I confess I do not clearly see the relevancy of the statement to this case. The logic is, I am a woman; therefore, you should find this defendant guilty. The conclusion is rather sudden. We are hurried across the river of dispute without bridge or ferry or fording place. In the chain of his logic an important link seems wanting. There is a weakness somehwere, but mothers are always weak after such extraordinary births, and we presume we ought to be lenient. “Be to his faults a little blind, be to his virtues very kind.”
But counsel insists that I am a woman. Gentlemen of the jury, of the atrocious crime I plead guilty. Into this world I have broght five healthy children. By my industry I have supported them them till some are even now stepping from youth and maidenhood into the broader estate of manhood and womanhood. And I repel the covert slur and innuendo that came with the words, “She is a woman,” words intended to depreciate me and my efforts before you in this cause, words none the less obnoxious because spoken under the cloak of a honeyed compliment. In the name of the mothers who nursed you, and of the wives and maidens who look love into your eyes, I resent this hidden appeal to a supposed prejudice of this jury. I resent this ill-concealed slur and covert innuendo that the presence of a woman in a lawsuit contaminates her and that her sex must militate against her client…
Counsel intimates with a curl on his lip that I am called the lady lawyer. I am sorry I cannot return the compliment, but I cannot. I never heard anybody call him any kind of lawyer at all.
And now let us take it all together. I am a woman and I am a lawyer—and what of it? It is not so new or wonderful a thing. I am practicing law in this city; I have offices in one of its largest buildings, and I go daily to and from those offices in my right mind. I am certainly not unknown to the bench and bar of California. And gentlemen, I came into the practice of my profession under the laws of this state, regularly and honestly, and not by the certificate of another state that required no learning to secure, and I have come to stay. I am neither to be bullied out or worn out. I ask no special privileges and expect no favors, but I think it only fair that those who have had better opportunities than I, who have had fewer obstacles to surmount and fewer difficulties to contend with should meet me on even ground, upon the merits of the law and fact without this everlasting and incessant reference to sex—reference that in its very nature is uncalled for and is as unprofessional as it is unmanly…
Counsel thought I was too timid to resent this miserable inference against women in courts of justice.

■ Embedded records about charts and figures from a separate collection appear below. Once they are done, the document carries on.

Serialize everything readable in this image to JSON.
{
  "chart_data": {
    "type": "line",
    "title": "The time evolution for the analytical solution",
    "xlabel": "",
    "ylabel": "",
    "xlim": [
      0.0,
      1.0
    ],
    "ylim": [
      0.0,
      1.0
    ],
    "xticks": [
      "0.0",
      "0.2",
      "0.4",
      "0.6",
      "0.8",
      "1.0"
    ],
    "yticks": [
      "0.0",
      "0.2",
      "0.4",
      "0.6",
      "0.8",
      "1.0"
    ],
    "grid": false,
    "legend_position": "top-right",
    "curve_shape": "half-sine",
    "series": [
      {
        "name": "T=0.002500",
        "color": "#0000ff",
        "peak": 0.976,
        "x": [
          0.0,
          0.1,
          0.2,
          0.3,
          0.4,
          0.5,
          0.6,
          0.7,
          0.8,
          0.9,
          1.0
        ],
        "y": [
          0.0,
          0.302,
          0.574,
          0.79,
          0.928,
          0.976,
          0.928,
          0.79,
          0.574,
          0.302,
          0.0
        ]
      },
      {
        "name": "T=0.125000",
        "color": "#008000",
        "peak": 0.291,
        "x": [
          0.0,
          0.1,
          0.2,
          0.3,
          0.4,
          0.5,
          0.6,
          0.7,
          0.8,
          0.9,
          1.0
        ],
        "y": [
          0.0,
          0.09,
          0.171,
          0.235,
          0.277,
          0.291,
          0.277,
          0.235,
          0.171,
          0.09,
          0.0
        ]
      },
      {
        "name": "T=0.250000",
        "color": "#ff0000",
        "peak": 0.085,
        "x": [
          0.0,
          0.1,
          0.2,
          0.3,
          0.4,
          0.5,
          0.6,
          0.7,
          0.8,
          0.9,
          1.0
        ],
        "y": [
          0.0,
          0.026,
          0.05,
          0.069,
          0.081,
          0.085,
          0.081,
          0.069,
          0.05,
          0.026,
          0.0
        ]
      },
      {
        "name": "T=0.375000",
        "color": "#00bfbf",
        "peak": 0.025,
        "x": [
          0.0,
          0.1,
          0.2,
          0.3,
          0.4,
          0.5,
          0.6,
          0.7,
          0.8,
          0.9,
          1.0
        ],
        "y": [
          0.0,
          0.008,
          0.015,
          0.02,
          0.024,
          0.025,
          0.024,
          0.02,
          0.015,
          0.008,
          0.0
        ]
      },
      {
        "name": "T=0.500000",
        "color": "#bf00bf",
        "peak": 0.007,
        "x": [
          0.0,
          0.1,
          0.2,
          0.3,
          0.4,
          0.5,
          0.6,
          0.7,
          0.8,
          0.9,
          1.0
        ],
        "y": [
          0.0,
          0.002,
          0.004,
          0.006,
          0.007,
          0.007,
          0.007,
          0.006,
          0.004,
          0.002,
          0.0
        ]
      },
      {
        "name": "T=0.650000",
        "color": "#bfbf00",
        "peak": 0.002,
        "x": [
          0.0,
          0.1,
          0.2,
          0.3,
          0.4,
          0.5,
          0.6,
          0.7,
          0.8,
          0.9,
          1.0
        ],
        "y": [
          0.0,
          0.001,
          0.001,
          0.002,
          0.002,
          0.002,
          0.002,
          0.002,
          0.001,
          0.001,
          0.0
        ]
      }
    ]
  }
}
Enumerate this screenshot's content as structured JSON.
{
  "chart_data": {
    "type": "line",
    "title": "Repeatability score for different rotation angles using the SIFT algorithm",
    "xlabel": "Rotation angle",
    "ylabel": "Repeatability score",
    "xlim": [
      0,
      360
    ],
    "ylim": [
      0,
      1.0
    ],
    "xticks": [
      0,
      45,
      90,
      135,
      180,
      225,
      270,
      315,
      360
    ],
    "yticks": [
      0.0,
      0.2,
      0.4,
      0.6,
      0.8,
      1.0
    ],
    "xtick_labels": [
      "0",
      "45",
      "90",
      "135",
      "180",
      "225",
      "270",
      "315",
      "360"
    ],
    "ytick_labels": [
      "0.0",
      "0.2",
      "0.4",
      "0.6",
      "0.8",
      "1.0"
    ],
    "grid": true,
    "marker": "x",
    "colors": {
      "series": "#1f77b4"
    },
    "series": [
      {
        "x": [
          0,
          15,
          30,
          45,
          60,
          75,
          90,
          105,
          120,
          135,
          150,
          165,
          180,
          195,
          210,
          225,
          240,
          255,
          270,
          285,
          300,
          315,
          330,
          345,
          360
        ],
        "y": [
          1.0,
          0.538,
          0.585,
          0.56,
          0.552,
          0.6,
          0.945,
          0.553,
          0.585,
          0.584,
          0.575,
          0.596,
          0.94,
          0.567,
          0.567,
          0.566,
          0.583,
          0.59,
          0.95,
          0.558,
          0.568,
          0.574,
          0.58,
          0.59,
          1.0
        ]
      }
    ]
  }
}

I am descended from the heroic stock Daniel Boone, and never shrunk from contest nor knew a fear. I inherit no drop of craven blood. If I have remained silent when others would have retorted, it is because of my respect for the courts and the halls of justice, which I grieve to see become the arena of personal encounter. But the patience which at first may have been a virtue would become criminal by longer exercise. This controversy was not of my seeking—a long series of abuses has forced it upon me.
When I so forget the dignity of my profession, when I so trample upon its courtesy, when I so shut my eyes to the honor and respect due this bench as to introduce such irrelevant matter, I hope that I may be barred the profession and banished the country.